TD Ameritrade Inc. has been hit with an $8.2 million arbitration claim by a group of options traders who say that they lost money last summer during the final integration of the thinkorswim trading platform.
The arbitration, filed late last month by two investment funds and five individuals, alleges that during the market drop in August, TD Ameritrade's option-trading system wouldn't accept trades that would have reduced risk.
The traders claim that the firm then sold out positions to meet margin calls, compounding their losses.
“My clients were not able to get through to [TD Ameritrade] in a timely manner” to place trades via phone or chat, said their lawyer, Daxton White, founder of The White Law Group LLC.
All the traders were original thinkorswim clients who traded on a margin account platform that was reserved for the most experienced and active options traders, according to the claim.
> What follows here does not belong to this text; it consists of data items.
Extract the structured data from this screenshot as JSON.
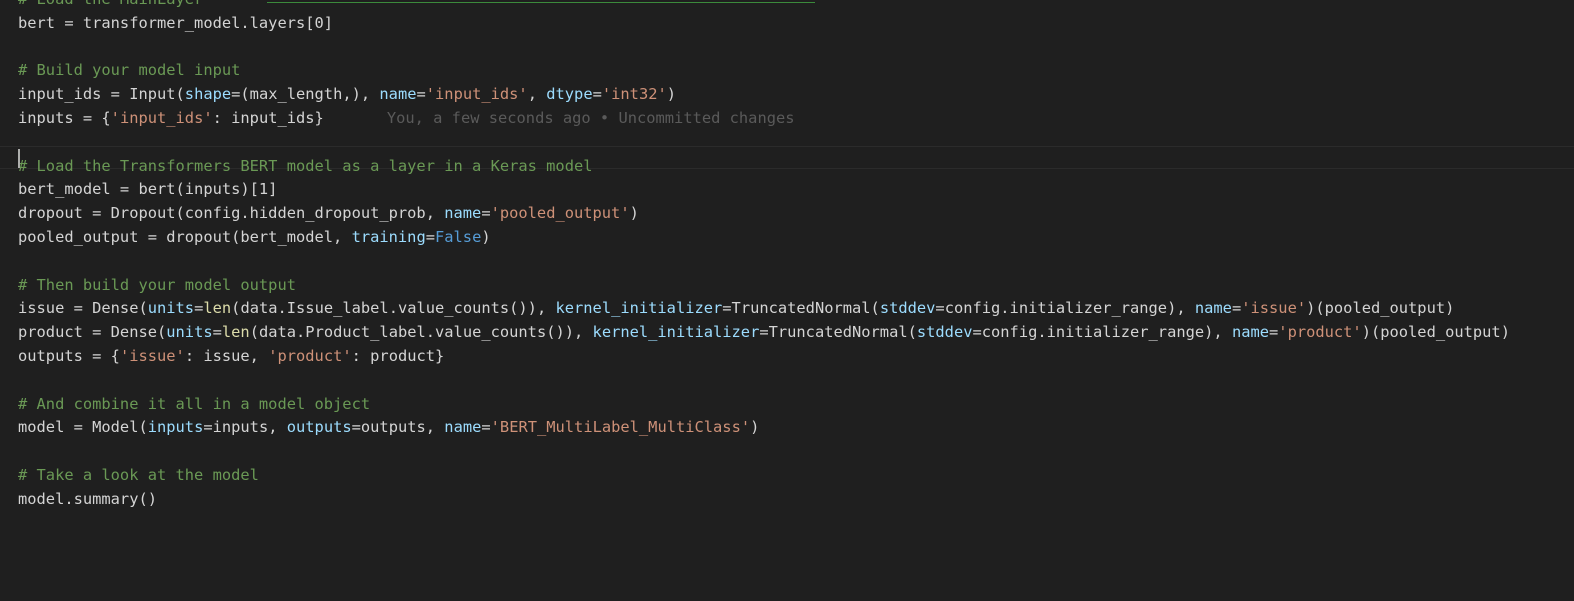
{
  "editor": {
    "blame": "You, a few seconds ago • Uncommitted changes",
    "lines": [
      {
        "name": "code-line-comment-load-mainlayer",
        "segments": [
          {
            "t": "# Load the MainLayer",
            "k": "comment"
          }
        ]
      },
      {
        "name": "code-line-bert",
        "segments": [
          {
            "t": "bert = transformer_model.layers[0]",
            "k": "plain"
          }
        ]
      },
      {
        "name": "code-line-blank",
        "segments": []
      },
      {
        "name": "code-line-comment-build-input",
        "segments": [
          {
            "t": "# Build your model input",
            "k": "comment"
          }
        ]
      },
      {
        "name": "code-line-input-ids",
        "segments": [
          {
            "t": "input_ids = Input(",
            "k": "plain"
          },
          {
            "t": "shape",
            "k": "param"
          },
          {
            "t": "=(max_length,), ",
            "k": "plain"
          },
          {
            "t": "name",
            "k": "param"
          },
          {
            "t": "=",
            "k": "plain"
          },
          {
            "t": "'input_ids'",
            "k": "string"
          },
          {
            "t": ", ",
            "k": "plain"
          },
          {
            "t": "dtype",
            "k": "param"
          },
          {
            "t": "=",
            "k": "plain"
          },
          {
            "t": "'int32'",
            "k": "string"
          },
          {
            "t": ")",
            "k": "plain"
          }
        ]
      },
      {
        "name": "code-line-inputs",
        "blame": true,
        "segments": [
          {
            "t": "inputs = {",
            "k": "plain"
          },
          {
            "t": "'input_ids'",
            "k": "string"
          },
          {
            "t": ": input_ids}",
            "k": "plain"
          }
        ]
      },
      {
        "name": "code-line-blank",
        "segments": []
      },
      {
        "name": "code-line-comment-load-transformers",
        "segments": [
          {
            "t": "# Load the Transformers BERT model as a layer in a Keras model",
            "k": "comment"
          }
        ]
      },
      {
        "name": "code-line-bert-model",
        "segments": [
          {
            "t": "bert_model = bert(inputs)[1]",
            "k": "plain"
          }
        ]
      },
      {
        "name": "code-line-dropout",
        "segments": [
          {
            "t": "dropout = Dropout(config.hidden_dropout_prob, ",
            "k": "plain"
          },
          {
            "t": "name",
            "k": "param"
          },
          {
            "t": "=",
            "k": "plain"
          },
          {
            "t": "'pooled_output'",
            "k": "string"
          },
          {
            "t": ")",
            "k": "plain"
          }
        ]
      },
      {
        "name": "code-line-pooled-output",
        "segments": [
          {
            "t": "pooled_output = dropout(bert_model, ",
            "k": "plain"
          },
          {
            "t": "training",
            "k": "param"
          },
          {
            "t": "=",
            "k": "plain"
          },
          {
            "t": "False",
            "k": "kw"
          },
          {
            "t": ")",
            "k": "plain"
          }
        ]
      },
      {
        "name": "code-line-blank",
        "segments": []
      },
      {
        "name": "code-line-comment-build-output",
        "segments": [
          {
            "t": "# Then build your model output",
            "k": "comment"
          }
        ]
      },
      {
        "name": "code-line-issue",
        "segments": [
          {
            "t": "issue = Dense(",
            "k": "plain"
          },
          {
            "t": "units",
            "k": "param"
          },
          {
            "t": "=",
            "k": "plain"
          },
          {
            "t": "len",
            "k": "fn"
          },
          {
            "t": "(data.Issue_label.value_counts()), ",
            "k": "plain"
          },
          {
            "t": "kernel_initializer",
            "k": "param"
          },
          {
            "t": "=TruncatedNormal(",
            "k": "plain"
          },
          {
            "t": "stddev",
            "k": "param"
          },
          {
            "t": "=config.initializer_range), ",
            "k": "plain"
          },
          {
            "t": "name",
            "k": "param"
          },
          {
            "t": "=",
            "k": "plain"
          },
          {
            "t": "'issue'",
            "k": "string"
          },
          {
            "t": ")(pooled_output)",
            "k": "plain"
          }
        ]
      },
      {
        "name": "code-line-product",
        "segments": [
          {
            "t": "product = Dense(",
            "k": "plain"
          },
          {
            "t": "units",
            "k": "param"
          },
          {
            "t": "=",
            "k": "plain"
          },
          {
            "t": "len",
            "k": "fn"
          },
          {
            "t": "(data.Product_label.value_counts()), ",
            "k": "plain"
          },
          {
            "t": "kernel_initializer",
            "k": "param"
          },
          {
            "t": "=TruncatedNormal(",
            "k": "plain"
          },
          {
            "t": "stddev",
            "k": "param"
          },
          {
            "t": "=config.initializer_range), ",
            "k": "plain"
          },
          {
            "t": "name",
            "k": "param"
          },
          {
            "t": "=",
            "k": "plain"
          },
          {
            "t": "'product'",
            "k": "string"
          },
          {
            "t": ")(pooled_output)",
            "k": "plain"
          }
        ]
      },
      {
        "name": "code-line-outputs",
        "segments": [
          {
            "t": "outputs = {",
            "k": "plain"
          },
          {
            "t": "'issue'",
            "k": "string"
          },
          {
            "t": ": issue, ",
            "k": "plain"
          },
          {
            "t": "'product'",
            "k": "string"
          },
          {
            "t": ": product}",
            "k": "plain"
          }
        ]
      },
      {
        "name": "code-line-blank",
        "segments": []
      },
      {
        "name": "code-line-comment-combine",
        "segments": [
          {
            "t": "# And combine it all in a model object",
            "k": "comment"
          }
        ]
      },
      {
        "name": "code-line-model",
        "segments": [
          {
            "t": "model = Model(",
            "k": "plain"
          },
          {
            "t": "inputs",
            "k": "param"
          },
          {
            "t": "=inputs, ",
            "k": "plain"
          },
          {
            "t": "outputs",
            "k": "param"
          },
          {
            "t": "=outputs, ",
            "k": "plain"
          },
          {
            "t": "name",
            "k": "param"
          },
          {
            "t": "=",
            "k": "plain"
          },
          {
            "t": "'BERT_MultiLabel_MultiClass'",
            "k": "string"
          },
          {
            "t": ")",
            "k": "plain"
          }
        ]
      },
      {
        "name": "code-line-blank",
        "segments": []
      },
      {
        "name": "code-line-comment-look",
        "segments": [
          {
            "t": "# Take a look at the model",
            "k": "comment"
          }
        ]
      },
      {
        "name": "code-line-summary",
        "segments": [
          {
            "t": "model.summary()",
            "k": "plain"
          }
        ]
      }
    ]
  },
  "colors": {
    "background": "#1f1f1f",
    "text": "#d4d4d4",
    "comment": "#6a9955",
    "parameter": "#9cdcfe",
    "string": "#ce9178",
    "keyword": "#569cd6",
    "function": "#dcdcaa",
    "blame": "#5a5a5a"
  }
}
TD Ameritrade bought thinkorswim Inc. in 2009, primarily for its options-trading technology.
Representatives of TD Ameritrade declined to comment on the case.
As part of the integration in August, TD Ameritrade shifted thinkorswim's clearing arrangement from Penson Worldwide Inc to its own system.
“I don't know what caused the glitch, but that's exactly when it happened,” Mr. White said.
In response to reports of the glitch, the company said that the problem arose when 250,000 clients were moved to TD Ameritrade, which forced them to place orders by phone.
TD Ameritrade has promoted its options-trading capability to its independent registered investment adviser clients, as well as to individual investors.